By group mindedness I mean the decentering process that develops from sitting in an experiential group over a period of time, which anyone involved in group practice is exposed to. It involves learning to pay attention to group dynamics as a means of becoming wiser about oneself and more skillful in group participation. Experiential groups depend upon the increased capacity of its members to pay attention to what’s going on, and to notice the minor currents which emerge between people as they try to make sense of staying in relation. Foulkes, the founder of the Institute of Group Analysis, describes the process as a form of ego-training, but it also increases the capacity to sit with uncertainty and not close down the sense-making process prematurely. Group work reminds me of Sally Rooney’s latest novel Intermezzo, where she describes the demands that we place on each other thus:

‘The demands of other people do not dissolve; they only multiply. More and more complex, more difficult. Which is another way, she thinks, of saying: more life, more and more of life.’

For me, becoming more experienced in groups also increases one’s ethical capacity to widen one’s circle of concern. Even the most straightforward situation can break open into the manifold.

By critical reflexivity I mean increasing one’s capacity for problematising the taken for granted, for making the unseen seen. It is sometimes an uncertain and potentially marginalising activity as Hannah Arendt reminds us:

‘Thinking as such does society little good, much less than the thirst for knowledge, which uses thinking as an instrument for other purposes. It does not create values; it will not find out, once and for all, what the ‘good’ is, it does not confirm but rather dissolves accepted rules of conduct.’[11]

In an increasingly authoritarian and polarised world, it can take some courage to ask questions, to probe, to seek justifications, to evaluate the goods in any situation, to think about one’s own participation and the assumptions which underpin it. It can feel ‘unproductive’ when so much emphasis is placed on achieving things, and concrete, identifiable outcomes. Encouraging critical reflexivity in a group context can have an additional power, but in my view it leans towards what Carolyn asked for, creating new and generative forms of solidarity. As the German sociologist Rahel Jaeggi puts it:

‘We can find ourselves in (our actions) only if we better understand ourselves as part of a social context that equally makes possible, shapes, determines and limits our self-conceptions. A life of one’s own, then is something that emerges not in abstracting from but in appropriating a shared life.’[12]

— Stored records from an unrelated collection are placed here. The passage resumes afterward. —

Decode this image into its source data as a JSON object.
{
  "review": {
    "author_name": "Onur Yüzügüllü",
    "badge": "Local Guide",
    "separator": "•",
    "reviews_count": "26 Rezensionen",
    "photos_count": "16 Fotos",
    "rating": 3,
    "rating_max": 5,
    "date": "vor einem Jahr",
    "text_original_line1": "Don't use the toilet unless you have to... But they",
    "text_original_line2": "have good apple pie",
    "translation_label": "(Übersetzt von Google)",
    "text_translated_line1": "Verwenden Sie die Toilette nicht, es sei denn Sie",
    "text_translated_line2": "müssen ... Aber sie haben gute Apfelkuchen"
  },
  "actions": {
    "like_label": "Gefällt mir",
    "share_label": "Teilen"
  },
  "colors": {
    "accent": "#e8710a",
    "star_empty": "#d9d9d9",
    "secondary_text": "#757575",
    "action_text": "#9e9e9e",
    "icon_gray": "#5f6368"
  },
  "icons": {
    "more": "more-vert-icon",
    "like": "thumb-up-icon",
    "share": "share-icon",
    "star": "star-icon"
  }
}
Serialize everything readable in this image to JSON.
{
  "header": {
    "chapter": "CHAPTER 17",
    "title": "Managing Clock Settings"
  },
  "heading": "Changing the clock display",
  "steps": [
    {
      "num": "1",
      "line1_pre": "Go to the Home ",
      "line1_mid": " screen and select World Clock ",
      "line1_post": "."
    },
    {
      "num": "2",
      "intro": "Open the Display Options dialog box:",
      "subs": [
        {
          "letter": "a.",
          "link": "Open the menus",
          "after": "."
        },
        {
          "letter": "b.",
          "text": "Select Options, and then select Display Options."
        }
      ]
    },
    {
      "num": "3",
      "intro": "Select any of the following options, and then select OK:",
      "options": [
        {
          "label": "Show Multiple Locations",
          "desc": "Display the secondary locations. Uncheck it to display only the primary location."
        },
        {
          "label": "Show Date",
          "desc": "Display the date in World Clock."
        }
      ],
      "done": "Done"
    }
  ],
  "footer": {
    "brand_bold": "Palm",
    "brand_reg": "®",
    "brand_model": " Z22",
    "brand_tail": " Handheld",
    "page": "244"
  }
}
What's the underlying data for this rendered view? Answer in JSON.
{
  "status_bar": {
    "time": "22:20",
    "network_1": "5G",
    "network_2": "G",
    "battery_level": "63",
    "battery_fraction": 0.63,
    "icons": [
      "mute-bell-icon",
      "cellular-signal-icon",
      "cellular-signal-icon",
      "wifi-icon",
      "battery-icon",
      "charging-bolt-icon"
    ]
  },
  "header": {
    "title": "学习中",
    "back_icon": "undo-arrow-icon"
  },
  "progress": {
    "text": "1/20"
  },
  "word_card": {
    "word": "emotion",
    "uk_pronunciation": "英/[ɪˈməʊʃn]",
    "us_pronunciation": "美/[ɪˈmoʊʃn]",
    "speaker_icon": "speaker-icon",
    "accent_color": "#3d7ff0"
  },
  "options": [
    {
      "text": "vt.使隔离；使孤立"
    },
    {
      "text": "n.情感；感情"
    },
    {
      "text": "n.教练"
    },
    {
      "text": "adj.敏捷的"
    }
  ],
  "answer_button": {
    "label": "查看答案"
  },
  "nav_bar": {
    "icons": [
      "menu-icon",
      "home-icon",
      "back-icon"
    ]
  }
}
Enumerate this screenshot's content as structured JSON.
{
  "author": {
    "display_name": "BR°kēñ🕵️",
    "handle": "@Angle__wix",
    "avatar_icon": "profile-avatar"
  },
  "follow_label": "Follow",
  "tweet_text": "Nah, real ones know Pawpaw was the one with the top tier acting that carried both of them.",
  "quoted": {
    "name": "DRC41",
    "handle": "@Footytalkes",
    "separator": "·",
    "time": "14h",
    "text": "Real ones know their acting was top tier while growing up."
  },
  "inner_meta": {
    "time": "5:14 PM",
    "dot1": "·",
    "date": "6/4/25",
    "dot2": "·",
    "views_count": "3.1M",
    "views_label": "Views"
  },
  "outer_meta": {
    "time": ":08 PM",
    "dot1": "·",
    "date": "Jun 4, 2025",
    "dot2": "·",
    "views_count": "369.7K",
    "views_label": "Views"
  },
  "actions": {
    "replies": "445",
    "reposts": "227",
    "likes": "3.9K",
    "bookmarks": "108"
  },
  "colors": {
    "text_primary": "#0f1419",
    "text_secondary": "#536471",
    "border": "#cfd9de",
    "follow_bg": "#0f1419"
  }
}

A key insight from many of the thinkers that we draw on in the complexity research community is the paradox that individuation, a fuller sense of agency, is achieved in and through a group. It is the substrate through which individuation takes place. In recognising the interdependence of our lives together, and becoming more skillful at noticing emerging trends and difference between us, we may become more fully our selves in our shared lives with others.


[1] Norbert Elias -The Germans (1997) p173

[2] Norbert Elias, The Germans (1997) p359

[3] Interview with Ronald Butt in The Times, 3/5/1981.

[4] Richard Seymour, (2024): Disaster Nationalism: the downfall of liberal civilisation, p206.

[5] Fassin, (2013) On Resentment and Ressentiment: The Politics and Ethics of Moral Emotions, Current Anthropology, Volume 54, Number3, p260.

[6] GH Mead, (1934) Mind, Self and Society: 221-222.

[7] Foulkes, S.H. (1948)  Introduction to Group Analytic Psychotherapy, Karnac: p10.

[8] Dewey, J. [1922] (2012) Human Nature and Conduct, p110.

[9] Pedwell, C. (2021) Revolutionary Routines, p53.

[10] Rorty, R. (1999) Philosophy and Social Hope,  p 24.

[11] Arendt, H. (2003) Thinking and Moral Considerations, in Responsibility and Judgement: p188.